Le sport féminin et l’islam : une compatibilité qui relève d’une élémentaire liberté individuelle

Constamment suspecté de prosélytisme, l’islam est généralement perçu à travers le prisme de représent

mardi 24 février 2009

Constamment suspecté de prosélytisme, l’islam est généralement perçu à travers le prisme de représentations négatives entravant la liberté de choix de tout individu, et l’éloignant de toute forme de vie en société.

A cet égard, la pratique du sport par la gent féminine musulmane est immanquablement traitée par les médias au travers de faits divers marginaux qui amplifient volontairement le caractère communautaire, pour mieux en fustiger les dérives considérées comme antinomiques avec le modèle républicain prôné par la France.

Ainsi, sommes-nous régulièrement abreuvés d’exemples de piscines réservant des créneaux horaires aux femmes, comme ce fut le cas dans l’agglomération lilloise ou à La Verpillière (Isère), ou encore de gymnases municipaux réservés par telle ou telle association culturelle en vue de compétitions de sports collectifs, dont les affiches placardées à l’extérieur en interdisent l’accès aux hommes… Les cas de ce type font les choux gras des reportages TV, ou de blogs incendiaires.

Dans une récente enquête parue dans le Monde, Jean-Philippe Acensi, délégué général de l’Agence pour l’éducation par le sport, qui est en prise directe avec la réalité des banlieues, affirme que "cela reste marginal".

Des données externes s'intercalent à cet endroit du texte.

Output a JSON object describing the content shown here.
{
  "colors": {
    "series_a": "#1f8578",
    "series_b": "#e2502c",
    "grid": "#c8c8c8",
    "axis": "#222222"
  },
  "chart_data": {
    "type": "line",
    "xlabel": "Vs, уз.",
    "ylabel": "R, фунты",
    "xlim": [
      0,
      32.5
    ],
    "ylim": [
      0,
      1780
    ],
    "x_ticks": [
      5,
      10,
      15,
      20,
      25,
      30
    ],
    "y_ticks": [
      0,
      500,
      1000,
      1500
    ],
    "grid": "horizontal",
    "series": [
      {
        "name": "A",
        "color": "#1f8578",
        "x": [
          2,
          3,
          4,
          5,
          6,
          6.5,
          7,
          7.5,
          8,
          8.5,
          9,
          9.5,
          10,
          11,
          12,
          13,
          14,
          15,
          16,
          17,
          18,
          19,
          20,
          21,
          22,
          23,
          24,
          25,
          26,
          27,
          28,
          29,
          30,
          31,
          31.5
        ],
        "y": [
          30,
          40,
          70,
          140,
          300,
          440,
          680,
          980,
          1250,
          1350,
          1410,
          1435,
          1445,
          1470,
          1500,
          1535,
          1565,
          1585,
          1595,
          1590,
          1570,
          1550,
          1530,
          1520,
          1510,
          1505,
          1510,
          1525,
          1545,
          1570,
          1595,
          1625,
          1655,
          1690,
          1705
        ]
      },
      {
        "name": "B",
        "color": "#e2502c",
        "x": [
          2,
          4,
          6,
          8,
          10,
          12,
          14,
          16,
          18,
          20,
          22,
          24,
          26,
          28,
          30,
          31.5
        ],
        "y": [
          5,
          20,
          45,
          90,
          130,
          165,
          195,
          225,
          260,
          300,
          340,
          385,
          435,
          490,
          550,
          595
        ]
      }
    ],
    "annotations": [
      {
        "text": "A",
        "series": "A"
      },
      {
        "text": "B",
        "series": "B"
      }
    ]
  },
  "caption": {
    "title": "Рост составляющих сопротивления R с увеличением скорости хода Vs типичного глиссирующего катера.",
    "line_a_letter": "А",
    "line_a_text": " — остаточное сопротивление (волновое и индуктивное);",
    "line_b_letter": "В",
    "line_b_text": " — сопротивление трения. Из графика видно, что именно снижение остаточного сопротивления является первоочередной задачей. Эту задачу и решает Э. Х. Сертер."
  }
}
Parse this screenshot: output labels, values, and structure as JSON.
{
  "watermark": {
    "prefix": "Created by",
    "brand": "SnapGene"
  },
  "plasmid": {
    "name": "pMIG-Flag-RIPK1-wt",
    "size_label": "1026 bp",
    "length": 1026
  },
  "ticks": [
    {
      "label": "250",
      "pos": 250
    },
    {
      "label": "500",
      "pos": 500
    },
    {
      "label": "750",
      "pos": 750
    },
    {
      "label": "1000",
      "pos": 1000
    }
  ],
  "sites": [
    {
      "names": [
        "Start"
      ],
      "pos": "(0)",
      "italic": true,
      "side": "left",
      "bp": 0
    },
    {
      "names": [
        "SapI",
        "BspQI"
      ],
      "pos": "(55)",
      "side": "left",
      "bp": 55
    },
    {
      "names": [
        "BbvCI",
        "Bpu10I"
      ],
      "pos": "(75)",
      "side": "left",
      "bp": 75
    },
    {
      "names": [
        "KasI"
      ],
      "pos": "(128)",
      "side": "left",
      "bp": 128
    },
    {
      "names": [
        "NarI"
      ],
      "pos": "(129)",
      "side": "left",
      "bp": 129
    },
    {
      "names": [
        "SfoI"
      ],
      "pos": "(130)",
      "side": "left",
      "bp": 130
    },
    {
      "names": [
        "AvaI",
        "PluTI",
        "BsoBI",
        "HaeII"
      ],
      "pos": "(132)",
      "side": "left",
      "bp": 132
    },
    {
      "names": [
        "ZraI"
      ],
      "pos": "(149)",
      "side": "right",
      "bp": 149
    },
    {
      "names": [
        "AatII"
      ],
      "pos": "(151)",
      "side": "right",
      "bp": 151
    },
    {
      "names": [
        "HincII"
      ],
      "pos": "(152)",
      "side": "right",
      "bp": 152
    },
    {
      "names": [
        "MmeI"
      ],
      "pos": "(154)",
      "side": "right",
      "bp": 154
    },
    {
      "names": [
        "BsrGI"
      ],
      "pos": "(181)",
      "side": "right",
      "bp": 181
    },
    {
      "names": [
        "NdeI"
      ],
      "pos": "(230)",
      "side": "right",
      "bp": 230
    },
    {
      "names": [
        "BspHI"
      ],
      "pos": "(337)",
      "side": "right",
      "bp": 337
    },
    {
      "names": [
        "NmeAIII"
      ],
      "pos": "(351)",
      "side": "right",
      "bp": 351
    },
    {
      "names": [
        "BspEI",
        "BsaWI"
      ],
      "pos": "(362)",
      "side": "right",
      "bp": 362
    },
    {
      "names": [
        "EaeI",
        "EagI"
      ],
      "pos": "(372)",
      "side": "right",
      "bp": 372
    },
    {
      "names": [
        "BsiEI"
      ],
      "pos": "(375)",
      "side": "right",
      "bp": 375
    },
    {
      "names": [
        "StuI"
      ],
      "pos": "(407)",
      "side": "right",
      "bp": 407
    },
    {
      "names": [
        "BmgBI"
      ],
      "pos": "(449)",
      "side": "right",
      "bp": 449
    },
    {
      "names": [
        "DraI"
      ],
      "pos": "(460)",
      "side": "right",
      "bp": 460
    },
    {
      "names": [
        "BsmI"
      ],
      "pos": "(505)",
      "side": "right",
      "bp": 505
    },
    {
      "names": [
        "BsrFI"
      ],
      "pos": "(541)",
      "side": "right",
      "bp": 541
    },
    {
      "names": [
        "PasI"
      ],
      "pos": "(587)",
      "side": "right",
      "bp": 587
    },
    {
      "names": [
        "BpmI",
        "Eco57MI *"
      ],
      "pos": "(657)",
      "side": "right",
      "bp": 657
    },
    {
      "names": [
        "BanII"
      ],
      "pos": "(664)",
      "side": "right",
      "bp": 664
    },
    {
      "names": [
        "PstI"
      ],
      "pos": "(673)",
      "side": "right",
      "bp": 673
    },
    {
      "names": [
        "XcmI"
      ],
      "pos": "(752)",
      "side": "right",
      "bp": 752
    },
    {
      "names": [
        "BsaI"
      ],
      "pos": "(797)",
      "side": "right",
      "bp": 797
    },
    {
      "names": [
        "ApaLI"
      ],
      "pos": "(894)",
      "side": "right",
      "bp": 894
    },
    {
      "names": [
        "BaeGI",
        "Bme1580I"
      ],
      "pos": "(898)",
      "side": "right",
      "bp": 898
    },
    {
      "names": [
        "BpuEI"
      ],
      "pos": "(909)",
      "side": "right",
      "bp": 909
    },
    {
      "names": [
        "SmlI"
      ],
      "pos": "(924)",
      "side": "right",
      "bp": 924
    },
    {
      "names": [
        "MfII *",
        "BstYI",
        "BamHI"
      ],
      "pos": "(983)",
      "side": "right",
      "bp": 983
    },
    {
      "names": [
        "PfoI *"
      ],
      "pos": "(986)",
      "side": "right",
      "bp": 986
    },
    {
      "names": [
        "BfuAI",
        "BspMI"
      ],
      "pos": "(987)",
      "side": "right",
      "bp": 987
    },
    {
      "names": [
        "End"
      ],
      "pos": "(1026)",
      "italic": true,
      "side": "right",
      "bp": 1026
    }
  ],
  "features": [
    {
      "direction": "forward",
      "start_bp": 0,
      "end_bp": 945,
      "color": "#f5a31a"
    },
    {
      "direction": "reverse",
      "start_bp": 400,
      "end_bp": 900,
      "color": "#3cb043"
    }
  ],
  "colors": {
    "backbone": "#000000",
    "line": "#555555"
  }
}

A la lecture de cette énième investigation qui met en lumière de nouveaux projets de clubs de fitness ouverts aux femmes, qu’elles soient de confession musulmanes ou non, deux réflexions essentielles traversent l’esprit :

  •  en près de vingt ans, une véritable évolution des mentalités s’est opérée au sein de la communauté musulmane, les générations de jeunes filles et femmes de 2009 nourrissant de nouvelles aspirations plus en phase avec leur époque, mais dans le strict respect et fidélité à leurs valeurs intrinsèques ;
  •  comment une société qui érige l’individualisme en dogme absolu et dont la libération excessive des mœurs représentent à bien des égards de profondes déviances morales, peut-elle encore s’arroger le droit de critiquer sans réserve la même liberté élémentaire qui revient à chaque française de confession musulmane, guidant ses choix de vie personnels, aussi longtemps qu’ils ne contreviennent pas à la liberté d’autrui ? En d’autres termes, pourquoi ce qui prévaut pour les uns, continue de susciter les foudres pour d’autres ?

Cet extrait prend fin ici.